Further mysteries are just around the corner, as when Llorca goes to tell Beltran about his open gate the following day, not only does he receive a shock as to who the woman he saw was, but he also comes across a murder and the victim is unexpectedly Dr Fitzpatrick. Fitzpatrick definitely comes under the heading of an unusual victim, given the lack of motive. Though of course the reader therefore knows that the motive will be key to identifying the killer. However to begin with though the officials decide it is an accidental death and what an accidental death it is! I won’t reveal the method of murder but it is the first time I have ever come across it. As with The Man with Three Jaguars there is a key suspect, who is also very powerful and rich, making them difficult to handle given that the senior officials do not want such an important person being bothered. Another thread to muddy the investigative waters is Jorge El Pajaro, the lead singer of the festival and secret lover of Beltran’s daughter; a situation which causes his grandmother to worry for his safety. Whilst this story does not have the laugh out loud comedy of Ames’ Jane and Dagobert Brown series, there are still lots of colourful and bizarre characters, including a rock fanatic named Primrose Greenbaum.
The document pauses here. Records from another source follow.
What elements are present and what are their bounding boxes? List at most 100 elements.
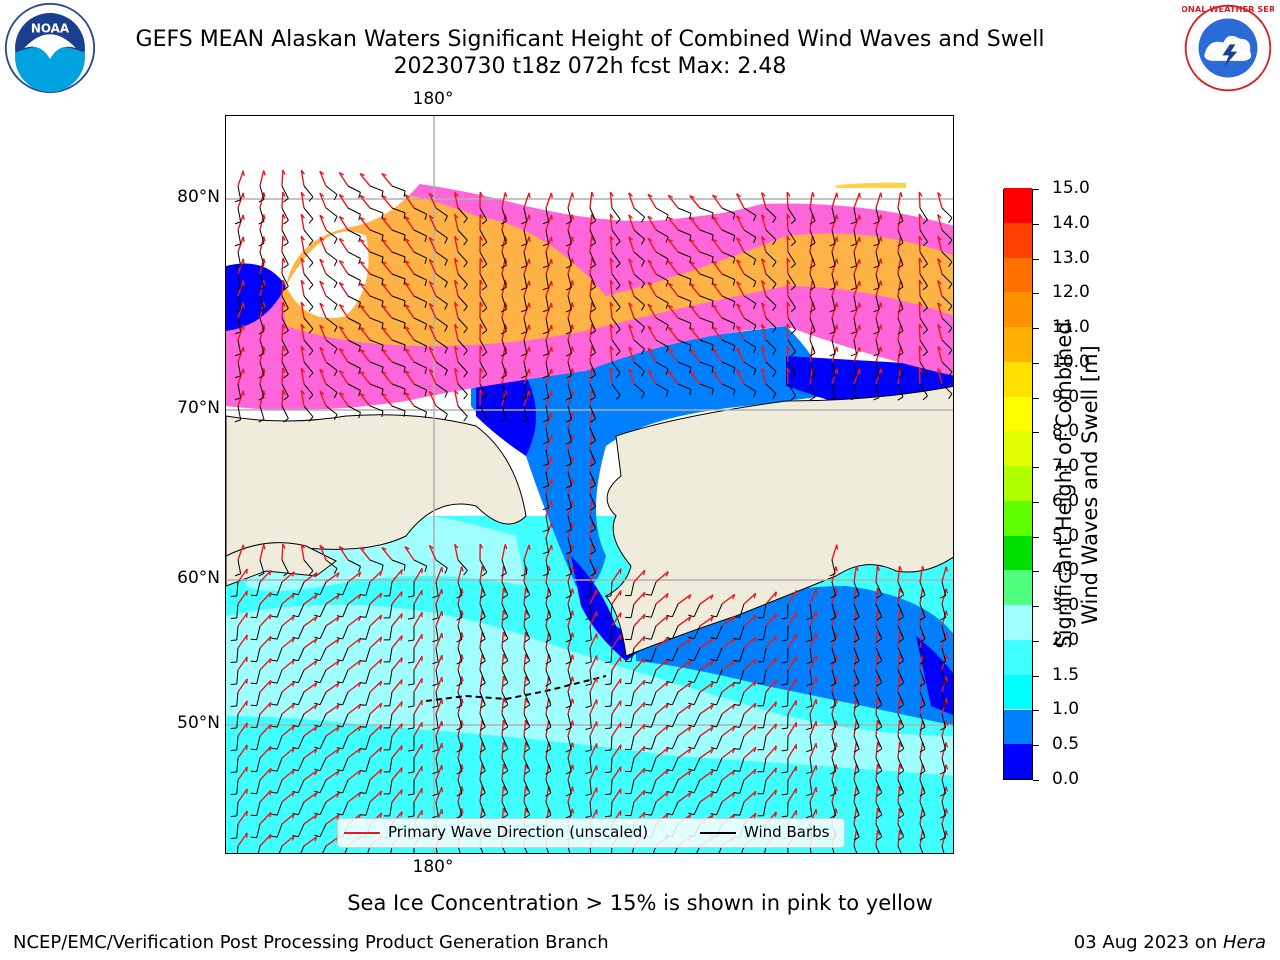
wind-barb xyxy=(765,229,777,241)
wind-barb-flag xyxy=(432,771,439,775)
wind-barb xyxy=(256,691,261,706)
wind-barb-flag xyxy=(790,329,796,335)
wind-barb xyxy=(413,383,427,391)
wave-arrow-head xyxy=(454,367,459,373)
wind-barb-flag xyxy=(502,682,509,687)
wind-barb xyxy=(853,603,860,618)
wind-barb-flag xyxy=(336,725,343,728)
wave-arrow-head xyxy=(836,280,839,286)
wave-arrow xyxy=(875,632,879,649)
wave-arrow xyxy=(919,764,924,781)
wind-barb xyxy=(435,779,439,794)
wind-barb-flag xyxy=(444,369,448,376)
wind-barb xyxy=(435,625,439,640)
wind-barb xyxy=(853,713,860,728)
wave-arrow xyxy=(765,613,777,627)
wave-arrow-head xyxy=(642,746,646,752)
wave-arrow xyxy=(633,569,646,583)
map-canvas xyxy=(226,116,953,853)
wind-barb-flag xyxy=(359,814,366,816)
wave-arrow-head xyxy=(918,323,923,329)
wave-arrow xyxy=(787,721,797,737)
wave-arrow-head xyxy=(836,258,839,264)
wave-arrow-head xyxy=(479,323,484,329)
wind-barb xyxy=(276,735,283,750)
wave-arrow-head xyxy=(550,236,553,242)
wave-arrow xyxy=(677,637,692,649)
wave-arrow xyxy=(435,654,443,671)
wave-arrow xyxy=(381,327,393,341)
wind-barb xyxy=(479,779,486,794)
wind-barb xyxy=(809,339,816,354)
wave-arrow xyxy=(347,769,362,781)
wave-arrow-head xyxy=(336,660,340,666)
wind-barb xyxy=(369,361,384,368)
wave-arrow xyxy=(391,723,403,737)
wind-barb xyxy=(281,273,289,287)
wave-arrow-head xyxy=(379,724,383,731)
wave-arrow-head xyxy=(461,566,464,572)
wave-arrow xyxy=(338,304,349,319)
wave-arrow xyxy=(721,659,736,671)
wind-barb-flag xyxy=(605,639,612,642)
wind-barb xyxy=(237,405,242,420)
wave-arrow-head xyxy=(591,345,595,351)
wave-arrow xyxy=(259,789,272,803)
wave-arrow xyxy=(809,698,817,715)
wind-barb-flag xyxy=(424,323,428,330)
wind-barb xyxy=(457,691,463,706)
wind-barb xyxy=(297,713,305,727)
wind-barb xyxy=(875,383,880,398)
wind-barb xyxy=(897,581,905,595)
wind-barb-flag xyxy=(359,770,366,772)
wind-barb-flag xyxy=(753,369,757,376)
wave-arrow xyxy=(347,791,362,803)
wind-barb-flag xyxy=(456,726,463,731)
wind-barb xyxy=(545,317,549,332)
wind-barb-flag xyxy=(444,281,448,288)
wave-arrow xyxy=(937,236,943,253)
wind-barb xyxy=(365,581,371,596)
wave-arrow xyxy=(853,214,861,231)
wave-arrow-head xyxy=(736,303,742,308)
wind-barb-flag xyxy=(805,727,812,731)
wind-barb-flag xyxy=(308,262,314,268)
wind-barb xyxy=(655,383,669,392)
wind-barb-flag xyxy=(666,724,673,728)
wind-barb-flag xyxy=(230,683,237,685)
wave-arrow-head xyxy=(291,593,295,599)
wave-arrow-head xyxy=(918,345,923,351)
wind-barb xyxy=(457,229,468,241)
wave-arrow xyxy=(381,195,393,209)
wave-arrow-head xyxy=(300,235,305,241)
wind-barb-flag xyxy=(234,419,241,423)
wave-arrow-head xyxy=(571,214,575,220)
wind-barb-flag xyxy=(809,396,816,401)
wind-barb-flag xyxy=(403,234,406,241)
wave-arrow xyxy=(760,302,767,319)
wind-barb-flag xyxy=(733,814,740,816)
wind-barb-flag xyxy=(283,418,289,423)
wave-arrow xyxy=(699,748,714,759)
wind-barb-flag xyxy=(230,617,237,619)
wave-arrow-head xyxy=(359,194,365,199)
wind-barb xyxy=(831,625,837,640)
wave-arrow-head xyxy=(898,609,903,615)
colorbar-tick-label: 5.0 xyxy=(1052,525,1080,546)
wind-barb xyxy=(739,779,745,794)
wave-arrow xyxy=(381,261,393,275)
wave-arrow-head xyxy=(242,170,245,176)
wind-barb xyxy=(671,779,679,794)
wave-arrow-head xyxy=(937,258,942,263)
wind-barb xyxy=(501,757,509,771)
wave-arrow-head xyxy=(815,677,818,683)
wave-arrow xyxy=(609,214,613,231)
wind-barb xyxy=(567,317,572,332)
wave-arrow xyxy=(259,613,272,627)
wind-barb xyxy=(630,691,635,706)
wind-barb-flag xyxy=(733,682,740,684)
wind-barb-flag xyxy=(733,638,740,640)
wind-barb-flag xyxy=(542,243,549,247)
wave-arrow xyxy=(809,720,817,737)
wave-arrow-head xyxy=(945,830,949,836)
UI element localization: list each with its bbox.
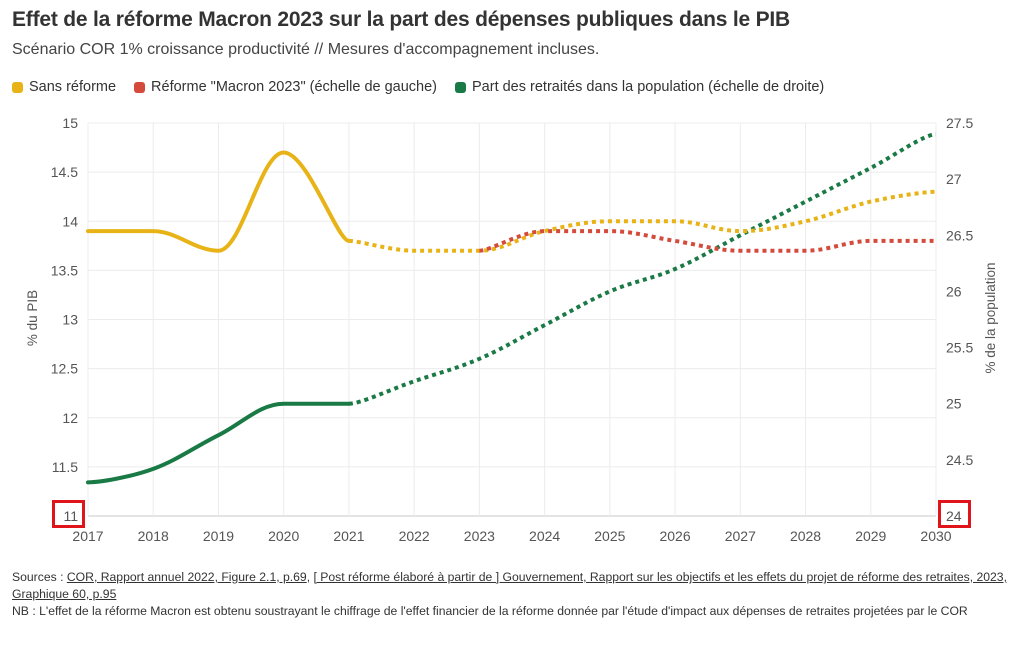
y-left-tick-label: 15	[62, 115, 78, 131]
legend-swatch-sans-reforme	[12, 81, 23, 93]
legend-label-part-retraites: Part des retraités dans la population (é…	[472, 79, 825, 95]
x-tick-label: 2020	[268, 528, 299, 544]
y-right-tick-label: 24	[946, 508, 962, 524]
x-tick-label: 2024	[529, 528, 560, 544]
chart-subtitle: Scénario COR 1% croissance productivité …	[12, 41, 600, 58]
x-tick-label: 2025	[594, 528, 625, 544]
sources-separator: ,	[306, 570, 311, 584]
y-left-tick-label: 12	[62, 410, 78, 426]
legend-item-part-retraites[interactable]: Part des retraités dans la population (é…	[455, 79, 824, 95]
y-left-tick-label: 13	[62, 312, 78, 328]
sources-prefix: Sources :	[12, 570, 64, 584]
legend-label-reforme-macron: Réforme "Macron 2023" (échelle de gauche…	[151, 79, 437, 95]
y-right-tick-label: 26.5	[946, 227, 973, 243]
y-right-tick-label: 27	[946, 171, 962, 187]
y-left-tick-label: 11	[63, 508, 78, 524]
y-left-tick-label: 12.5	[51, 361, 78, 377]
legend-swatch-reforme-macron	[134, 81, 146, 93]
y-axis-right-title: % de la population	[983, 262, 998, 373]
series-line-retraites-solid	[86, 401, 351, 485]
y-right-tick-label: 26	[946, 283, 962, 299]
grid-lines	[87, 122, 937, 517]
highlight-box-right-tick	[938, 500, 971, 528]
y-left-tick-label: 13.5	[51, 262, 78, 278]
x-tick-label: 2018	[138, 528, 169, 544]
legend: Sans réforme Réforme "Macron 2023" (éche…	[12, 79, 824, 95]
series-line-reforme-dotted	[479, 229, 936, 253]
legend-label-sans-reforme: Sans réforme	[29, 79, 117, 95]
line-chart: 11 11.5 12 12.5 13 13.5 14 14.5 15 24 24.5 25 25.5 26…	[25, 115, 998, 544]
series-line-sans-reforme-dotted	[348, 189, 937, 253]
sources-note: NB : L'effet de la réforme Macron est ob…	[12, 604, 968, 618]
x-tick-label: 2028	[790, 528, 821, 544]
x-tick-label: 2027	[725, 528, 756, 544]
y-axis-left-title: % du PIB	[25, 290, 40, 346]
series-line-retraites-dotted	[348, 132, 937, 406]
source-link-cor[interactable]: COR, Rapport annuel 2022, Figure 2.1, p.…	[66, 570, 307, 584]
axes: 11 11.5 12 12.5 13 13.5 14 14.5 15 24 24.5 25 25.5 26…	[51, 115, 974, 544]
x-tick-label: 2030	[920, 528, 951, 544]
y-left-tick-label: 14	[62, 213, 78, 229]
legend-swatch-part-retraites	[455, 81, 466, 93]
y-right-tick-label: 27.5	[946, 115, 973, 131]
series-line-sans-reforme-solid	[86, 150, 351, 253]
x-tick-label: 2023	[464, 528, 495, 544]
y-right-tick-label: 24.5	[946, 452, 973, 468]
series-lines	[86, 132, 937, 485]
x-tick-label: 2029	[855, 528, 886, 544]
x-tick-label: 2021	[333, 528, 364, 544]
x-tick-label: 2022	[399, 528, 430, 544]
y-right-tick-label: 25	[946, 396, 962, 412]
y-right-tick-label: 25.5	[946, 340, 973, 356]
chart-title: Effet de la réforme Macron 2023 sur la p…	[12, 8, 790, 31]
y-left-tick-label: 14.5	[51, 164, 78, 180]
sources-footnote: Sources : COR, Rapport annuel 2022, Figu…	[12, 569, 1007, 620]
source-link-gouvernement[interactable]: [ Post réforme élaboré à partir de ] Gou…	[12, 570, 1007, 601]
x-tick-label: 2026	[659, 528, 690, 544]
legend-item-sans-reforme[interactable]: Sans réforme	[12, 79, 116, 95]
legend-item-reforme-macron[interactable]: Réforme "Macron 2023" (échelle de gauche…	[134, 79, 437, 95]
y-left-tick-label: 11.5	[52, 459, 78, 475]
highlight-box-left-tick	[52, 500, 85, 528]
x-tick-label: 2019	[203, 528, 234, 544]
x-tick-label: 2017	[72, 528, 103, 544]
Llorca is going to go through quite a number of head thumping experiences before he finally unravels the truth.
This read was definitely a tonic after my last two not so good reads and was wonderfully entertaining. Ames has a real skill when it comes to developing an engaging first person narrator and it impressed me how different he makes Llorca’s narrative voice from Jane’s. There is still humour, but Llorca’s humour is much more self-deprecating and full of understatement. The reader is in for quite a number of surprises at the end of the story. Clues are left for the reader earlier on, but I do think they perhaps need specialist knowledge of sorts. Ames’ elegant and smooth writing style in a way makes you less on guard when it comes to spotting clues, as it moves you along so well that you can forget to pause and think. I think though a few more clues might be have been good just to make the case less reliant on one particular type of clue. Nevertheless still a very enjoyable read.